Introduction
If you’re enrolled in a Medicare Part D plan, you may have heard of the term “donut hole” or “coverage gap.” The donut hole is the gap in coverage between the initial coverage limit and the catastrophic coverage limit of your Part D plan. It’s important to understand how the donut hole works so you can plan for any potential increases in out-of-pocket costs for your medications.
Defining the Medicare Donut Hole
The Medicare donut hole is the coverage gap that exists in Medicare Part D plans. It begins when the total cost of your covered drugs reaches the initial coverage limit, which is set by the Centers for Medicare & Medicaid Services (CMS). For example, in 2021, the initial coverage limit is $4,130. After your total drug costs reach this amount, you enter the coverage gap, also known as the donut hole.
Once you reach the donut hole, your plan will no longer cover the full cost of your medications. Instead, you are responsible for a portion of the cost. This amount changes each year, but in 2021, you will be responsible for 25% of the cost of your brand-name drugs and 37% of the cost of your generic drugs while in the donut hole.
You remain in the donut hole until your out-of-pocket costs reach the catastrophic coverage limit, which is set at $6,550 in 2021. At this point, your plan will begin to cover most of the cost of your medications. According to CMS, “once you reach the catastrophic coverage phase, you’ll pay only a small coinsurance or copayment for covered drugs for the rest of the year.”

Explaining the Basics of the Medicare Donut Hole
It’s important to understand what qualifies as a donut hole expense. According to the Medicare Rights Center, “all expenses count towards the donut hole, including your deductible, copayments, coinsurance, and the cost of drugs purchased with discount cards.” This means that if you use a pharmacy discount card to purchase your medications, those costs still apply towards the donut hole.
It’s also important to understand how the donut hole works. When you reach the initial coverage limit, your plan will no longer cover any of the cost of your medications. You’re then responsible for the entire cost of your medications until your out-of-pocket costs reach the catastrophic coverage limit.
At this point, your plan will begin to cover most of the cost of your medications. The exact amount of coverage varies depending on the type of medication you’re taking. For example, in 2021, your plan will cover 95% of the cost of brand-name drugs and 80% of the cost of generic drugs.
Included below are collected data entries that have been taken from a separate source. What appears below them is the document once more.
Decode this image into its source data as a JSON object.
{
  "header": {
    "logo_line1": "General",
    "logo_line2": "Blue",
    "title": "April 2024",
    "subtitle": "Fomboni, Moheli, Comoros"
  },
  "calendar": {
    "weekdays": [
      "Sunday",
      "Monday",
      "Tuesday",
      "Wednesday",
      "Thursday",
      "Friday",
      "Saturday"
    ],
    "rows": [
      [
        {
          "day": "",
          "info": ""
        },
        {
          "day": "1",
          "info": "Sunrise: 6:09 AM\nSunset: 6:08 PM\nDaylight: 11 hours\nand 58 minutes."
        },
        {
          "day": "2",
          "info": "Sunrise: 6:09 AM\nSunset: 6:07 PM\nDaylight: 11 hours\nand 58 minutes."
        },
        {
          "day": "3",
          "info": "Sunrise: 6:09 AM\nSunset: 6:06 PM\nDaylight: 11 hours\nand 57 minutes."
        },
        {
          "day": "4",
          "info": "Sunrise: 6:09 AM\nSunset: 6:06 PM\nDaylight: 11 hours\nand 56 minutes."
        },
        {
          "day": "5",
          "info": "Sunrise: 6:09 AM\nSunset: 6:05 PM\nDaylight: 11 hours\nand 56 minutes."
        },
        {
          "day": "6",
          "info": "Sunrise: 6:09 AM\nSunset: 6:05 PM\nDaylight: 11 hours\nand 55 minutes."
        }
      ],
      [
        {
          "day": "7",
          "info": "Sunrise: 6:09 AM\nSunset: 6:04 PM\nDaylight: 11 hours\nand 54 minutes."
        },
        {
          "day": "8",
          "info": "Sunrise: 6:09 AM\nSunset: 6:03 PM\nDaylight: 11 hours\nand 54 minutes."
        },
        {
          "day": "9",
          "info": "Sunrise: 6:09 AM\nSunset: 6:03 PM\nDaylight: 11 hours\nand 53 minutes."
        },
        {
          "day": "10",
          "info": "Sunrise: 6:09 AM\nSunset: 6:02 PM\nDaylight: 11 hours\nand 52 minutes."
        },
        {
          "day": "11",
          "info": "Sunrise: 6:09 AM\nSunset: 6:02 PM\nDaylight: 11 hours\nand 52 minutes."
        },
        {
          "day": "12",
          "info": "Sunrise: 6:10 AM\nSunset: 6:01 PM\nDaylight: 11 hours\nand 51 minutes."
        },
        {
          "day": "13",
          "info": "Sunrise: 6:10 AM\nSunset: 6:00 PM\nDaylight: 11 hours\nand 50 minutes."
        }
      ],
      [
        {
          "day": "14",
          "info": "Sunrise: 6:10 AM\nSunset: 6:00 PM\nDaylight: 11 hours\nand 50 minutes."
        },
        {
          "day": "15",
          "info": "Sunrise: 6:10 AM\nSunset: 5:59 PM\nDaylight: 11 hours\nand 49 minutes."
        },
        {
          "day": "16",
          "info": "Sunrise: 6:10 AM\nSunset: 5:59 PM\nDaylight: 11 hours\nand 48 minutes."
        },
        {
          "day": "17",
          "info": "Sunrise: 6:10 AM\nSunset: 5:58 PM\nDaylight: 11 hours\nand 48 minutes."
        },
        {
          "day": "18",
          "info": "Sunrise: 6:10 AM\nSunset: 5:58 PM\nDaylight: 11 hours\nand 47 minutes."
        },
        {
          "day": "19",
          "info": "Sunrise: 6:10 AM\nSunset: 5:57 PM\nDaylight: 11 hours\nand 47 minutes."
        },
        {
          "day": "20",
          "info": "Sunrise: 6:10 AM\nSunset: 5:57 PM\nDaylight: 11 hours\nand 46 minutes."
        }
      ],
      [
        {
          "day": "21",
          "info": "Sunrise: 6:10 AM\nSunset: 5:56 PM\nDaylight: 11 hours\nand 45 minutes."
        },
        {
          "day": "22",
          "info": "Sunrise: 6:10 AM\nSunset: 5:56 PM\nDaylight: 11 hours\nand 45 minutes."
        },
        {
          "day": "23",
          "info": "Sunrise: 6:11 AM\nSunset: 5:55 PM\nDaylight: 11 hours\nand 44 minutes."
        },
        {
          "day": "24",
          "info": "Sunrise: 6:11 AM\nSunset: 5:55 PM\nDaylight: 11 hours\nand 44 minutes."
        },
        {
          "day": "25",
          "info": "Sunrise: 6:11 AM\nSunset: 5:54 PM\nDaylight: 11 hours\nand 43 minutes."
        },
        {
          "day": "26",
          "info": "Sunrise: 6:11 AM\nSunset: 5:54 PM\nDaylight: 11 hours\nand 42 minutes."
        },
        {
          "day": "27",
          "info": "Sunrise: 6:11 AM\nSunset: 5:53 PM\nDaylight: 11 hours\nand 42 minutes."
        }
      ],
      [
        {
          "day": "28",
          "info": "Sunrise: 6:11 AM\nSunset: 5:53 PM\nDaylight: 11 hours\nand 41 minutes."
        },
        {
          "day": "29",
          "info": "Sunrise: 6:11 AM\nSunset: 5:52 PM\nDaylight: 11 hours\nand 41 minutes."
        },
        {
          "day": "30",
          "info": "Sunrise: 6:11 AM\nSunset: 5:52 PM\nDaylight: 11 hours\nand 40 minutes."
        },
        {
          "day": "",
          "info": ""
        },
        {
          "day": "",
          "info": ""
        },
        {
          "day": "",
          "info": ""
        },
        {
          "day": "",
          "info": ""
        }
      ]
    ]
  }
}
How the Medicare Donut Hole Impacts Prescription Drug Costs
When you enter the donut hole, you may experience an increase in your out-of-pocket costs for medications. According to the Kaiser Family Foundation, “in 2020, the average out-of-pocket cost for Part D enrollees in the donut hole was $3,400.” These costs can vary depending on the type and quantity of medications you take.
To calculate your out-of-pocket costs, you need to know the total cost of your medications and the amount of coverage provided by your plan. For example, if your total medication costs are $4,000 and your plan covers 25% of the cost of brand-name drugs, your out-of-pocket costs would be $3,000 ($4,000 x 0.25 = $3,000).
Comparing Coverage Between Original Medicare and Medicare Advantage
There are two main types of Medicare plans: Original Medicare and Medicare Advantage. Both types of plans provide coverage for prescription drugs, but they differ in how they handle the donut hole.
Original Medicare has no annual limit on out-of-pocket costs. This means that your out-of-pocket costs can exceed the donut hole threshold of $6,550. In addition, Original Medicare does not offer additional discounts or savings programs to help offset the cost of the donut hole.
Medicare Advantage plans, on the other hand, have an annual limit on out-of-pocket costs. This means that once you reach the limit, your plan will cover all of the cost of your medications. In addition, some Medicare Advantage plans offer additional discounts or savings programs to help offset the cost of the donut hole.

Exploring Ways to Mitigate the Cost of the Donut Hole
While the donut hole can be a significant financial burden, there are ways to mitigate the cost. The first option is to use a Medicare Savings Program. These programs are funded by the federal government and provide assistance with the cost of Medicare premiums, deductibles, and copays.
In addition, many pharmaceutical companies offer patient assistance programs to help offset the cost of prescription medications. These programs can provide discounts or free medications to qualifying individuals. It’s important to check with your doctor and pharmacist to see if any programs are available to you.
Conclusion
The Medicare donut hole is a coverage gap in Part D prescription drug plans. During this gap, seniors can face higher out-of-pocket costs for medications. Understanding how the donut hole works and exploring ways to mitigate the cost can help reduce the financial burden of managing your prescriptions.